Anyway, the Reflection phase is critical because it creates a powerful feedback mechanism that affects all the other phases:
- Search → Find some data, miss some categories
- Reason → Extract what’s available, note low confidence in missing areas
- Reflect → “I’m missing rent data, and my internet searches were too generic”
- Adapt → Try rent-specific sites and add internet speed terms
- Search again → With better strategies based on what was learned
Without reflection, an agent is just an expensive API wrapper. With reflection, it a) knows when it’s succeeding or failing, b) can change strategies on the fly based on hard data, c) is efficient; stops when goals are met, avoiding unnecessary work, and d) is self improving; each iteration teaches it better approaches for future cities
This is what separates it from a chatbot or simple automation. You need that persistence and adaptability to make it genuinely useful for complex, real-world tasks where the first attempt often isn’t enough.
So that’s everything. Again, this project is on GitHub under an MIT License. Feel free to check it out. This being a complex project, I’ve split it into modules.
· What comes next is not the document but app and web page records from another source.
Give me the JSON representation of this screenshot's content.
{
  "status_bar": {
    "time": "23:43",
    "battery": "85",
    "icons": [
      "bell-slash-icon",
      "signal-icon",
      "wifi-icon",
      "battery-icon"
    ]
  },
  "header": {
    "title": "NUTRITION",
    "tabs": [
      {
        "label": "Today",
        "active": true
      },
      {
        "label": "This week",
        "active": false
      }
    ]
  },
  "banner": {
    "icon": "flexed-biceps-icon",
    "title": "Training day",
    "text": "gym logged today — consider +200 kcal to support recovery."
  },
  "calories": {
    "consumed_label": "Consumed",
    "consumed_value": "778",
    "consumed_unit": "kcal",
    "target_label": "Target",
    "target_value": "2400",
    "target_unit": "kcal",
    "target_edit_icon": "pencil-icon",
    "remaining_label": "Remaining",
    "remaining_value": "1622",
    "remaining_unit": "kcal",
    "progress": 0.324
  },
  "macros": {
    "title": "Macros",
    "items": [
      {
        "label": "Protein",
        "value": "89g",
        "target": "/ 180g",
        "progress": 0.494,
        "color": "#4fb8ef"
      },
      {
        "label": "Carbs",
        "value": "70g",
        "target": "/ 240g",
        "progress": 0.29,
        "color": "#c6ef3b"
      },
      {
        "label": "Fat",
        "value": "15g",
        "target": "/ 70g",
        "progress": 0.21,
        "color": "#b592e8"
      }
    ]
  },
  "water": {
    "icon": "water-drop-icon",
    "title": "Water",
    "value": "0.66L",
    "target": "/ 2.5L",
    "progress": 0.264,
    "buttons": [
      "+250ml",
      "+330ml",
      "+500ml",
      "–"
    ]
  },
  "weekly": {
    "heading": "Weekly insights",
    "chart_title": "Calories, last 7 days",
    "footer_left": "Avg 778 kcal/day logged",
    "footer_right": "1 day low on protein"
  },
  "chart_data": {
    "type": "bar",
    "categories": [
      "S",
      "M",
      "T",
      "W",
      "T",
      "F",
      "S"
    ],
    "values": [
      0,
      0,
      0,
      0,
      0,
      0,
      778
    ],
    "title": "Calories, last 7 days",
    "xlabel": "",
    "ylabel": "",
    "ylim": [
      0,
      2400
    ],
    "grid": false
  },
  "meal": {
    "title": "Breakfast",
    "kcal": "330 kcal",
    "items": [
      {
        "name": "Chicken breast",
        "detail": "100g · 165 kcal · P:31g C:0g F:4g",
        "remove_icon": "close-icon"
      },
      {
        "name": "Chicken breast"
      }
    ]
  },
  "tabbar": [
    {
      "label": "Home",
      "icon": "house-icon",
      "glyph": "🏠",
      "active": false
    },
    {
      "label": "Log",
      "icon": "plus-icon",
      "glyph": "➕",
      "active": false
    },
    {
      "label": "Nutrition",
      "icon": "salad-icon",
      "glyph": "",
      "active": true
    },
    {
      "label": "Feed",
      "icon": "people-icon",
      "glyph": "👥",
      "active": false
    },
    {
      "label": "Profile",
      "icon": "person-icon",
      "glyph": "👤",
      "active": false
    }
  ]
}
The Virtues of Handcuffing LLMs
While this was a weekend project, the architecture naturally scales into real product use cases — anything that has a need for fresh, structured input, and LLM interpretation on top. That’s where this stack shines.
The heart of this agent is live web data. Without fresh search results across cost categories, countries, and query styles, the loop would either stall or hallucinate. Bright Data’s SERP API solves this elegantly and gives me live Google data, structured and as expansive as I could want. If you need a SERP API, check out their pricing here.
That reliability meant I could focus on orchestrating the agent loop instead of babysitting proxies or fixing brittle scrapers.
Oh, and handcuffing the model (e.g. strict schemas, deterministic flows, scoped tasks) doesn’t just improve reliability — it creates observability. You can track failures, identify weak strategies, and learn iteratively. That feedback loop can’t exist if you’re treating the model like a magic oracle.